Le due donne si trovano nel carcere di Forlì, mentre il 63enne è stato tradotto nella casa circondariale di Ravenna.

Indagata a piede libero invece è una quarta badante/cuoca della struttura, una donna ucraina che sarebbe stata presente durante quel “maledetto 16 maggio”, giorno in cui, secondo l’accusa, sarebbero stati compiuti gesti ignobili che di civile non hanno assolutamente nulla, ma che portano a una profonda riflessione sulla condizione dell’umanità.

“Quel maledetto 16 maggio”

Seconda la denuncia effettuata da una quarta badante, la polacca Camilla, le due badanti rumene non tenevano una buona condotta con i pazienti più restii all’igiene, o incontinenti, rendendoli spesso vittime di umiliazioni ripetute (sono infatti in corso indagini sul comportamento delle due accusate anche con pazienti precedenti).

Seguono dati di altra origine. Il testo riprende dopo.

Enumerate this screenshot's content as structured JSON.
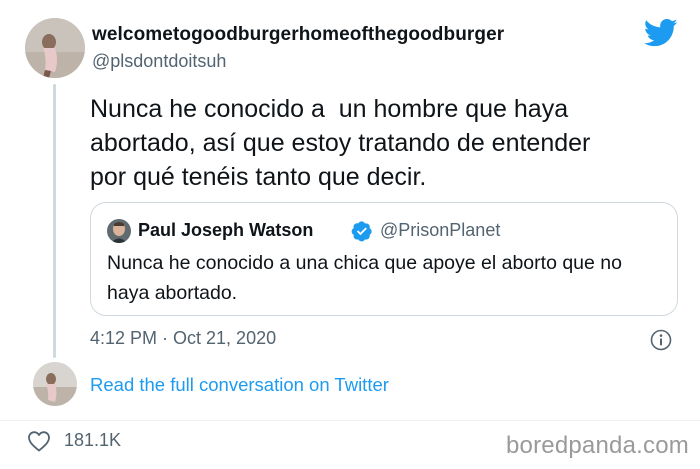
{
  "author": {
    "display_name": "welcometogoodburgerhomeofthegoodburger",
    "handle": "@plsdontdoitsuh",
    "avatar_icon": "user-photo-avatar"
  },
  "tweet": {
    "text": "Nunca he conocido a  un hombre que haya\nabortado, así que estoy tratando de entender\npor qué tenéis tanto que decir.",
    "timestamp": "4:12 PM · Oct 21, 2020"
  },
  "quoted_tweet": {
    "display_name": "Paul Joseph Watson",
    "handle": "@PrisonPlanet",
    "verified": true,
    "text": "Nunca he conocido a una chica que apoye el aborto que no haya abortado."
  },
  "actions": {
    "read_more": "Read the full conversation on Twitter",
    "likes": "181.1K"
  },
  "watermark": "boredpanda.com",
  "colors": {
    "twitter_blue": "#1d9bf0",
    "text_primary": "#0f1419",
    "text_secondary": "#536471",
    "border": "#cfd9de",
    "watermark": "#9a9a9a"
  }
}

Il culmine della ferocia sarebbe stato toccato però nella mattinata del 16 maggio scorso quando, sempre secondo l’accusa, le due donne avrebbero trascinato un 94enne con la forza verso il bagno, l’avrebbero messo sul bidet e, mentre una lo teneva fermo, l’altra lo avrebbe obbligato ad ingerire più volte le sue feci e gliele avrebbe anche spalmate sul viso.

Questo fu l’episodio più grave ma non il primo nei confronti dell’uomo: secondo la denuncia di Camilla, infatti, il 94enne sarebbe stato più volte privato dei pasti servendogli il piatto vuoto rivolto verso il basso, mentre tutti mangiavano, come “punizione” per via della sua scarsa predisposizione all’igiene personale; inoltre gli sarebbero stati anche somministrati dei sedativi senza autorizzazione medica.

Le indagini di polizia locale e carabinieri, coordinati dal pm Cristina D’Aniello, proseguono per far chiarezza su questi e altri presunti avvenimenti di maltrattamenti passati.